While the fertilizer has been stranded there since May, the port is just one stop on the long journey from central China to the U.S. Midwest. Delays have stretched a delivery that ordinarily would take weeks to more than half a year. And that time frame will keep expanding, as the goods have barely started the roughly 15,000 kilometer (9,300 mile) trek.

This is the tale of one humble shipment and its arduous journey across the world. While some of the barriers keeping it from its final destination may be specific to this particular case, the journey is emblematic of the inertia that has gripped global trade during the pandemic.

From the U.S. to Sudan to China, container boxes have been lying at ports, railyards and in warehouses as the pandemic rages on. In an industry with 25 million containers and some 6,000 ships hauling them, it’s easy to see disruptions as one big headache confined to the shipping world. But each container that’s delayed is economic activity that’s restrained, heaping costs one box at a time on consumers and making it more challenging to put corn on consumers’ tables or deliver presents for the holidays.

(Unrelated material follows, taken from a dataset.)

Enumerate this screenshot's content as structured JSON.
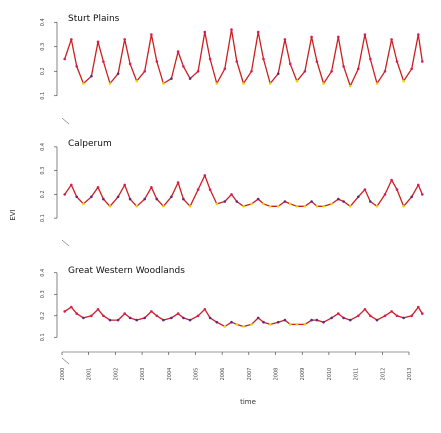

It’s also a lesson in the ripple effects across global supply chains, showing the limits of diversification as all networks are still closely connected with China.

“All roads lead back to China, and that has a major effect across the entire supply chain,” said Dawn Tiura, head of U.S.-based Sourcing Industry Group. “Congestion at one port or factory has far-reaching implications for neighboring facilities, which trickles out across the world.”